Como se não fosse suficiente, dias depois, o teste estático com uma célula do 777-9, o novo flagship da Boeing, apresentou uma falha catastrófica, literalmente explodindo parte da seção traseira. Àquela altura, uma espécie de CPI era instaurada no Congresso dos Estados Unidos para avaliar a Boeing. Sinônimo de aviação, o fabricante se tornou alvo de um inquérito governamental. E a FAA foi acusada de conceder a certificação dos modelos da Boeing sem realizar uma série de auditorias e analises, confiando apenas nos dados recebidos da fabricante.
As empresas aéreas que esperavam retomar os voos com o 737MAX em julho de 2019 passaram a trabalhar com agosto, setembro, outubro, janeiro de 2020, logo passaram a acreditar em uma retomada dos voos regulares em março, quando o 737MAX teria cumprido um ano sem poder voar.

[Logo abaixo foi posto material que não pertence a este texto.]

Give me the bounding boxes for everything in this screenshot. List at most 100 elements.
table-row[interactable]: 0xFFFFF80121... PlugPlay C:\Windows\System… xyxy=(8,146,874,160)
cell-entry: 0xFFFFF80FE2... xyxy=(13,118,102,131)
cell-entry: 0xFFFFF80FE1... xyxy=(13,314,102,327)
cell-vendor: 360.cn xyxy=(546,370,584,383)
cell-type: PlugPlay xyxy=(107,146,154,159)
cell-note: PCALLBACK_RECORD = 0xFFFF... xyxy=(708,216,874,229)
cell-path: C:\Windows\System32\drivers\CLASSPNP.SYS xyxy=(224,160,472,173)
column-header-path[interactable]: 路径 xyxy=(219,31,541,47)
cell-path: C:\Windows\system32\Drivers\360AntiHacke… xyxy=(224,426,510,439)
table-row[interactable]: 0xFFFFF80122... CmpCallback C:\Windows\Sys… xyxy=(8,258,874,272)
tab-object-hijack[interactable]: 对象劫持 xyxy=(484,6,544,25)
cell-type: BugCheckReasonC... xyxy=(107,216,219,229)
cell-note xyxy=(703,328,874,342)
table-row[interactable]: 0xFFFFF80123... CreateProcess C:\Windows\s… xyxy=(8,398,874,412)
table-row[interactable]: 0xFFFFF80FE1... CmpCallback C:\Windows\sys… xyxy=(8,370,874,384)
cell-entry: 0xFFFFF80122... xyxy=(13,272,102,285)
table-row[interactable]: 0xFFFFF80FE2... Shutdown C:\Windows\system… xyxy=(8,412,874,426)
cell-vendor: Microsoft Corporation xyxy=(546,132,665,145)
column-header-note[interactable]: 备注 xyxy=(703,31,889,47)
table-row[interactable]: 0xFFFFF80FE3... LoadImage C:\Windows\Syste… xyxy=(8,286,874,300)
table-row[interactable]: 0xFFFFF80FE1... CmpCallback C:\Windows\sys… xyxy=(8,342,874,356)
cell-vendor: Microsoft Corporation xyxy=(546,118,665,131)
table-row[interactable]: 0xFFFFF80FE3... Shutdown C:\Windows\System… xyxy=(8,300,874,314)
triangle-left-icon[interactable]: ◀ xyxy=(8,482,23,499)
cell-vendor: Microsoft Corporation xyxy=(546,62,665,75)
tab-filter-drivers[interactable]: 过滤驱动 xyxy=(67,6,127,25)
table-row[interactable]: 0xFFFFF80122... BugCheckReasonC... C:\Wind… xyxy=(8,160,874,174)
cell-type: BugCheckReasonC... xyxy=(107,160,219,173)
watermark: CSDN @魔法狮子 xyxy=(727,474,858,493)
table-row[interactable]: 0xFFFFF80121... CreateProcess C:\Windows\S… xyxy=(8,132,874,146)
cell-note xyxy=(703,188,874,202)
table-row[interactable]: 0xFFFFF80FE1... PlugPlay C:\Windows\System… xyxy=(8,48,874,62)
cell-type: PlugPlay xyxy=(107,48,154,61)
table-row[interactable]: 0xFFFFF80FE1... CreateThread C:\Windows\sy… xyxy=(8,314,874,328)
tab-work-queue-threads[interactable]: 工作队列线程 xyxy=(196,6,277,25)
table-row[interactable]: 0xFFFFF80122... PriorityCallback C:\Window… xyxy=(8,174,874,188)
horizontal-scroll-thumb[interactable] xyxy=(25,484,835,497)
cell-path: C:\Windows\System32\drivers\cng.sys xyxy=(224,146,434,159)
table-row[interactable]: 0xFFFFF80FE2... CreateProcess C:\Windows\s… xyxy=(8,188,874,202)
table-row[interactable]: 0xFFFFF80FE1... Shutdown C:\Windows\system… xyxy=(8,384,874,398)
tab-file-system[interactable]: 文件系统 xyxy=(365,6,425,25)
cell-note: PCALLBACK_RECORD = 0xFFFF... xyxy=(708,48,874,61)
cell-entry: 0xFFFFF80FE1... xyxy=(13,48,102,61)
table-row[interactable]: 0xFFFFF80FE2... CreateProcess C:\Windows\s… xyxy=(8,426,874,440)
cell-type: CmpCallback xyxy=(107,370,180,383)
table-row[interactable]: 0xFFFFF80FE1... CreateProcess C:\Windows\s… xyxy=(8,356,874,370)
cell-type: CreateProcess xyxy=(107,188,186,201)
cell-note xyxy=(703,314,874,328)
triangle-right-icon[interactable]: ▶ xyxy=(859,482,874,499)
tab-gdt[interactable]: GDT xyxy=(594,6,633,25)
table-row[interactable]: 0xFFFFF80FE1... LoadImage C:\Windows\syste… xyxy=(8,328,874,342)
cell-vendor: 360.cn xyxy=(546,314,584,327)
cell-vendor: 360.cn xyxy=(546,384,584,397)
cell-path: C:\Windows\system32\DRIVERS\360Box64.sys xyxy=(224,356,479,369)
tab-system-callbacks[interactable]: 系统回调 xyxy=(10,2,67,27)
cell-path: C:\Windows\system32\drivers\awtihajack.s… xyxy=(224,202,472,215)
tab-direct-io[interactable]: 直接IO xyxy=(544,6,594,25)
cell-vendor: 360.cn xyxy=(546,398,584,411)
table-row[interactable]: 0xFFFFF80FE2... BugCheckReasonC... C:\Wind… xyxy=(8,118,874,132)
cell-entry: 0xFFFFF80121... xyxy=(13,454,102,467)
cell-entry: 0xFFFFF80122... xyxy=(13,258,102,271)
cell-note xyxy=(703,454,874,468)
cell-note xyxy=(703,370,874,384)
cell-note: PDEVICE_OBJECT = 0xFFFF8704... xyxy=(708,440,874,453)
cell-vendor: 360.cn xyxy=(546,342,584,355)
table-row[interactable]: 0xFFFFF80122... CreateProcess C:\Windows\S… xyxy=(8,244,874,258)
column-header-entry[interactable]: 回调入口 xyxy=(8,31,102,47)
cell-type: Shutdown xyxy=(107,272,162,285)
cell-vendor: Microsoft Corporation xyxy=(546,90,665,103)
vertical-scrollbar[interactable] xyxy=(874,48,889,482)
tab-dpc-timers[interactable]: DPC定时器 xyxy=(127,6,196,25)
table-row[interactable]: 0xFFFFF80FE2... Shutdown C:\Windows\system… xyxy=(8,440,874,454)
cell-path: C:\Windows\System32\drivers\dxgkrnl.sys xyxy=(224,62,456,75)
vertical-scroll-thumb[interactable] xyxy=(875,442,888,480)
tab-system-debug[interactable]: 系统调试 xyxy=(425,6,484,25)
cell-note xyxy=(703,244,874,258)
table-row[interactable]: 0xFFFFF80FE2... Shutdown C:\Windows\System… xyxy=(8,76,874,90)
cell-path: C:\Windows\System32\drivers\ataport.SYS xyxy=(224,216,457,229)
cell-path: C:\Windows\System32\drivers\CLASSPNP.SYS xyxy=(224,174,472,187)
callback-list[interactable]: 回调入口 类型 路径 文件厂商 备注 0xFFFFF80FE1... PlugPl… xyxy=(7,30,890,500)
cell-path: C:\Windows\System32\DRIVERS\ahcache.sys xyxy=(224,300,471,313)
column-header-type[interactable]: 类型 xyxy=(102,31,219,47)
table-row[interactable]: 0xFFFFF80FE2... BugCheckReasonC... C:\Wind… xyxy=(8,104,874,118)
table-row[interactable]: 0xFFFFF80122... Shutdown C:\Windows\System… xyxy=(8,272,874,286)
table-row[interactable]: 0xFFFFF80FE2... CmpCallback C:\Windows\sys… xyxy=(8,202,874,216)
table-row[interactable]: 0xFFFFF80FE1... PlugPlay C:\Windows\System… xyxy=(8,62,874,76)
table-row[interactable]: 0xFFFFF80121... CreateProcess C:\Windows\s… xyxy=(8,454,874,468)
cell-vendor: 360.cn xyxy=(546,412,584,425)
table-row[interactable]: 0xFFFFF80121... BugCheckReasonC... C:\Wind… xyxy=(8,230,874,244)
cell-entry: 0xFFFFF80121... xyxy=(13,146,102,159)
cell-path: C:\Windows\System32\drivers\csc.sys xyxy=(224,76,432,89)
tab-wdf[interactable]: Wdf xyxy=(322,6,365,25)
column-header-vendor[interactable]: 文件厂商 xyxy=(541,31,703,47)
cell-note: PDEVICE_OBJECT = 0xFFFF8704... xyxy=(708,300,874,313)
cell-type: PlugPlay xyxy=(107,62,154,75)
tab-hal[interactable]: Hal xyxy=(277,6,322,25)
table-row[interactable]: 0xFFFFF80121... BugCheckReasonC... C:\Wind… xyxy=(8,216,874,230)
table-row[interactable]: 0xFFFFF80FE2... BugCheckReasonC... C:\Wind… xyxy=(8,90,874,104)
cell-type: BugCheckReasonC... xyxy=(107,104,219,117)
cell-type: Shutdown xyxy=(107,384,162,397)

O que ninguém imaginava é que a FAA só iria reemitir o certificado de tipo do 737 MAX em dezembro de 2020, quase dois anos depois da proibição global. Nunca um avião ficou tanto tempo no solo. Mais de 400 aeronaves prontas não puderam ser entregues aos clientes da Boeing e alguns países só permitiram a retomada dos voos com o 737 MAX em meados de 2021.
A Boeing já gastou bilhões de dólares em indenizações para as empresas aéreas, como forma de compensar as perdas milionárias que cada companhia aérea vem acumulando com os 737MAX parados. O custo foi maior do que o valor oferecido pela joint venture com a Embraer.
Resta saber agora qual será impacto do prejuízo financeiro nos negócios da Boeing e se o governo norte-americano vai intervir de alguma maneira. Do ponto de vista operacional, pilotos ouvidos por AERO garantem que a retomada dos voos deve devolver o protagonismo à aeronave, a mais vendida da história, de modo natural. Em relação aos demais programas, sobretudo o 777X, prometem seguir com seus altos e baixos como quaisquer outros. A grande dúvida, porém, é saber o que a Boeing está fazendo para evitar de se colocar novamente em uma situação como a que viveu nesta segunda década do século.